ACCDOA: Activity-Coupled Cartesian Direction of Arrival Representation for Sound Event Localization and Detection
Kazuki Shimada, Yuichiro Koyama, Naoya Takahashi, Shusuke Takahashi, Yuki Mitsufuji
Neural-network (NN)-based methods show high performance in sound event
localization and detection (SELD). Conventional NN-based methods use two
branches for a sound event detection (SED) target and a direction-of-arrival
(DOA) target. The two-branch representation with a single network has to decide
how to balance the two objectives during optimization. Using two networks
dedicated to each task increases system complexity and network size. To address
these problems, we propose an activity-coupled Cartesian DOA (ACCDOA)

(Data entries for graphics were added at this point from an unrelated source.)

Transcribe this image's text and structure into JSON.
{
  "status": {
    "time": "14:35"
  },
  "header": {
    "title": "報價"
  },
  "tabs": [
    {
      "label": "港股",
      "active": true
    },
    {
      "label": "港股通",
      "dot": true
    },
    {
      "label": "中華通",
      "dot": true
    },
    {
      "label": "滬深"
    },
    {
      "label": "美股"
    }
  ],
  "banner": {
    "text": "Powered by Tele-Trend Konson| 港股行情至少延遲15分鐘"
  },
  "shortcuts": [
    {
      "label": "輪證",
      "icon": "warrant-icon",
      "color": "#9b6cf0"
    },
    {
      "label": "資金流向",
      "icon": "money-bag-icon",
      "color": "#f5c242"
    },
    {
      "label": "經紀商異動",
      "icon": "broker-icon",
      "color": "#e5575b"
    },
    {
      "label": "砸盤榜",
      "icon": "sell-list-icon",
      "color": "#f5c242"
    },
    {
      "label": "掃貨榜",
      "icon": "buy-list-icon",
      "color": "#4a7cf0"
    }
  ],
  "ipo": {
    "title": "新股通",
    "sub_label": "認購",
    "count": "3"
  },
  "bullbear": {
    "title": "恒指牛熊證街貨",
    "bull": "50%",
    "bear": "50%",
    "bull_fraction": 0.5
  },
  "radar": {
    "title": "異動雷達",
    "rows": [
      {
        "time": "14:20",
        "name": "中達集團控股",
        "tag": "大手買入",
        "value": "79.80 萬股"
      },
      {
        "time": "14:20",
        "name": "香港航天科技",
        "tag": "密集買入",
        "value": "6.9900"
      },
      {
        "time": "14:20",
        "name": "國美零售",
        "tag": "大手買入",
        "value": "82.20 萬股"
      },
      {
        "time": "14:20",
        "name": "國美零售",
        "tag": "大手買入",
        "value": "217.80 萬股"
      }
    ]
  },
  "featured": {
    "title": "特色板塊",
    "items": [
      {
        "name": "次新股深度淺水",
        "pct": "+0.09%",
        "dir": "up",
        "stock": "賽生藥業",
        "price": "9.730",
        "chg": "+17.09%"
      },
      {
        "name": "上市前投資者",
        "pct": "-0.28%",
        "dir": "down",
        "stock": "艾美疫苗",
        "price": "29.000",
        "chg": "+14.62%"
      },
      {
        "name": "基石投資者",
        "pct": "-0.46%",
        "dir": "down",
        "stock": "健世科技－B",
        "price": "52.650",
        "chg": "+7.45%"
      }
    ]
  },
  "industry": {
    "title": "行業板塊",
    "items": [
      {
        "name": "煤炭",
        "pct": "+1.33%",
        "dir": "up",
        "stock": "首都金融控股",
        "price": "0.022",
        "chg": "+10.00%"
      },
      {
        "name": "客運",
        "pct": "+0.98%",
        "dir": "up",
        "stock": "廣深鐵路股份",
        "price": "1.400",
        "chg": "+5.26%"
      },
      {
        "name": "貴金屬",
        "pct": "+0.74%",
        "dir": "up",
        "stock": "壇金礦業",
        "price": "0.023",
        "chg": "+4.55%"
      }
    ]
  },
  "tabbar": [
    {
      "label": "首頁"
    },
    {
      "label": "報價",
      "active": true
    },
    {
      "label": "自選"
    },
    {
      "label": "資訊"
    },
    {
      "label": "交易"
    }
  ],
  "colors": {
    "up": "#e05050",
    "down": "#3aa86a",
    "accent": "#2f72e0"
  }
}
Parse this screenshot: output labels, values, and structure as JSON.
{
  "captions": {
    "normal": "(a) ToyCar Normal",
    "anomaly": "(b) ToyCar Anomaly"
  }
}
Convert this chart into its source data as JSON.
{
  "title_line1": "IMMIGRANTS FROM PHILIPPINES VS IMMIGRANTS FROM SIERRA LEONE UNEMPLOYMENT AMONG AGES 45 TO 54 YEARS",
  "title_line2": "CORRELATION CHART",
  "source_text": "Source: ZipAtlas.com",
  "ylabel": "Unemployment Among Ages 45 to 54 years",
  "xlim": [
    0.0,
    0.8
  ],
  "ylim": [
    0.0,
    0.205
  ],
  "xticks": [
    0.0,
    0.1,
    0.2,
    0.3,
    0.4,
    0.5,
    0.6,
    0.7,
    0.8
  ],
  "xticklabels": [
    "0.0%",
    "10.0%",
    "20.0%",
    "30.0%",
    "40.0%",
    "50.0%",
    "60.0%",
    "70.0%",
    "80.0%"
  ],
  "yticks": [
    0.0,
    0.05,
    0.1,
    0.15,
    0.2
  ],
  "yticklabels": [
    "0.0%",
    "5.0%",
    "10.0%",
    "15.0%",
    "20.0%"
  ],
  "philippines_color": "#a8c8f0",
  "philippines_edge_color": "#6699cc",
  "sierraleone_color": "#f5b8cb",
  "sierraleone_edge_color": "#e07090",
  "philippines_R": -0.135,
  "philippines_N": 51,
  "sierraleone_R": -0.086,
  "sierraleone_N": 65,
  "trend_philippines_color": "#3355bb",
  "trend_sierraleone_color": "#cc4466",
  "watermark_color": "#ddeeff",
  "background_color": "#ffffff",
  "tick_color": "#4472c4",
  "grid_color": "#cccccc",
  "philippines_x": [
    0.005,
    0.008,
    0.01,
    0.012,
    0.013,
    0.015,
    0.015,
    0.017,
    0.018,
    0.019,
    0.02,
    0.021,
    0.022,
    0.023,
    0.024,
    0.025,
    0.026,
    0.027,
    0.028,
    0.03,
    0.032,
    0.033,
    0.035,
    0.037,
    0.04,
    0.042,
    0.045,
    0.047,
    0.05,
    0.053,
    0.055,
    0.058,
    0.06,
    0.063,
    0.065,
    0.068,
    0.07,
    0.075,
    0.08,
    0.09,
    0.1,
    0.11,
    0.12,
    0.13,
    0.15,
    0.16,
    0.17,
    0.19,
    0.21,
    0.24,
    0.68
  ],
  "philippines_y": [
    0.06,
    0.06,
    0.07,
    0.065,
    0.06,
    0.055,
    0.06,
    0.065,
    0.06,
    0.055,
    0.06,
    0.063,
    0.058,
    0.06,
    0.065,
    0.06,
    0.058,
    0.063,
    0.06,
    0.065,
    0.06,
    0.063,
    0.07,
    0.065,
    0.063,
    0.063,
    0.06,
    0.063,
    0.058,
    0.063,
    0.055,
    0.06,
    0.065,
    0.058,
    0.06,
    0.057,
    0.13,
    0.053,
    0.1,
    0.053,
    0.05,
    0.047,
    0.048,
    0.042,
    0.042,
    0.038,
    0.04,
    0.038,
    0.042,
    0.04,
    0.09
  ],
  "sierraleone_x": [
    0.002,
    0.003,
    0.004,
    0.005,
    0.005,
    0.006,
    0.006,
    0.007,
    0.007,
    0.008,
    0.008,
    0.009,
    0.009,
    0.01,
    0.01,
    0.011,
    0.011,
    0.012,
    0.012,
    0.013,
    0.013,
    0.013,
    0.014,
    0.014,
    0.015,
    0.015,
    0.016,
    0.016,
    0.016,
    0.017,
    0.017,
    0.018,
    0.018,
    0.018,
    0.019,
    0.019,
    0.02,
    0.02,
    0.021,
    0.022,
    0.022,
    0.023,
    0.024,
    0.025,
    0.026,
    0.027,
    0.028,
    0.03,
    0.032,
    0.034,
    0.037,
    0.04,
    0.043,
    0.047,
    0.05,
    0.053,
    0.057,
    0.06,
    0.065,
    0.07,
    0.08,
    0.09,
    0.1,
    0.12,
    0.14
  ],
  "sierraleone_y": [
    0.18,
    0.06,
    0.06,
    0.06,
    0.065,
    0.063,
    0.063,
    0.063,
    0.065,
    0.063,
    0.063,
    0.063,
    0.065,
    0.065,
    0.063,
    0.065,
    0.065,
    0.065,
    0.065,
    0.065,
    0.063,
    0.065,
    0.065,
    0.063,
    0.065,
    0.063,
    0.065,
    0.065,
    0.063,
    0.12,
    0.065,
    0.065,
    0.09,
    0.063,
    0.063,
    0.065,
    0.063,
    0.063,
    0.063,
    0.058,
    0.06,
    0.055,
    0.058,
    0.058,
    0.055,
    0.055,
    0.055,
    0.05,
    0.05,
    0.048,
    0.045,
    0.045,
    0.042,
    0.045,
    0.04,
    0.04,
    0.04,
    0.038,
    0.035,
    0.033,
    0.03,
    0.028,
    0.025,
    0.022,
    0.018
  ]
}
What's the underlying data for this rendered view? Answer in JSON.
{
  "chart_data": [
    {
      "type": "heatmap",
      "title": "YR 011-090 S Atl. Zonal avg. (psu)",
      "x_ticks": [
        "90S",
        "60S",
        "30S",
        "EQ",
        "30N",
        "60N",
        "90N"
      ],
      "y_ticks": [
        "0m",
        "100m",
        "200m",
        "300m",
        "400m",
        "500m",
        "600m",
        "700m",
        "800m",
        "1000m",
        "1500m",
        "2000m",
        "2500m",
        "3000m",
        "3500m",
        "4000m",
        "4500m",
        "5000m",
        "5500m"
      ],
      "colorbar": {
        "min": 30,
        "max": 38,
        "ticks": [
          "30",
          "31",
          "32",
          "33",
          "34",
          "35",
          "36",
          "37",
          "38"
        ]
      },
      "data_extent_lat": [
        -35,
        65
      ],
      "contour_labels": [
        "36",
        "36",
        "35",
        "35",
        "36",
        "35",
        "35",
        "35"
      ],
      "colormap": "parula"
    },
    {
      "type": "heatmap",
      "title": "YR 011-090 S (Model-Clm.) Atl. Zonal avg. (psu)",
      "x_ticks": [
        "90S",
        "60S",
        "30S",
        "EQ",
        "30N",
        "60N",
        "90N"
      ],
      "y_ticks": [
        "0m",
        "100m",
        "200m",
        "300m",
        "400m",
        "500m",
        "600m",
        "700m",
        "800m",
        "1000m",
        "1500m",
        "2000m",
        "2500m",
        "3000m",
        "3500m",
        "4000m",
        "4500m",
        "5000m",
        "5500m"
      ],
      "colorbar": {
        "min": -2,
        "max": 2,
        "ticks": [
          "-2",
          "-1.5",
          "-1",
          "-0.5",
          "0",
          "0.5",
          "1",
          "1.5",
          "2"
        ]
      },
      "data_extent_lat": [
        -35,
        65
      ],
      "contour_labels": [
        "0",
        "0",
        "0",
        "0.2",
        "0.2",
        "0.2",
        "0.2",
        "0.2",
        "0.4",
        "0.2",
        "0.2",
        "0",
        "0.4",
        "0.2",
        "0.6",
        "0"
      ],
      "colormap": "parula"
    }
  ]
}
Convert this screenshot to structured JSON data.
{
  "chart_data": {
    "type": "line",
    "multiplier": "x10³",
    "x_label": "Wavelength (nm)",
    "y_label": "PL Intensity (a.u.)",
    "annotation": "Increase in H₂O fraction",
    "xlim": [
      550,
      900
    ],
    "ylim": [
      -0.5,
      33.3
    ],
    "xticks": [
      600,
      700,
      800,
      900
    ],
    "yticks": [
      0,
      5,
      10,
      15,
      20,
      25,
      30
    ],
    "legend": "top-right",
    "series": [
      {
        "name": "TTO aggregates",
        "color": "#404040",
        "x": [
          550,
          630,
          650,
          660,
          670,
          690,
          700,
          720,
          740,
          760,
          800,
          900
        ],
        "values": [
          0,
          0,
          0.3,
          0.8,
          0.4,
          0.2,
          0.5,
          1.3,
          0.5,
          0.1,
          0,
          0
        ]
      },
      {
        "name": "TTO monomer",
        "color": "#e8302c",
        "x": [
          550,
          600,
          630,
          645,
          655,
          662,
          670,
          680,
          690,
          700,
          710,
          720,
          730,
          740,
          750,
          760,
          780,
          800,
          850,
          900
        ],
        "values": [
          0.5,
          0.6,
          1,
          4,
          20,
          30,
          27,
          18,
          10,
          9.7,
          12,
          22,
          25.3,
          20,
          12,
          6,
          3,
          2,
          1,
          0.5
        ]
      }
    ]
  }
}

representation, which assigns a sound event activity to the length of a
corresponding Cartesian DOA vector. The ACCDOA representation enables us to
solve a SELD task with a single target and has two advantages: avoiding the
necessity of balancing the objectives and model size increase. In experimental
evaluations with the DCASE 2020 Task 3 dataset, the ACCDOA representation
outperformed the two-branch representation in SELD metrics with a smaller
network size. The ACCDOA-based SELD system also performed better than
state-of-the-art SELD systems in terms of localization and location-dependent
detection.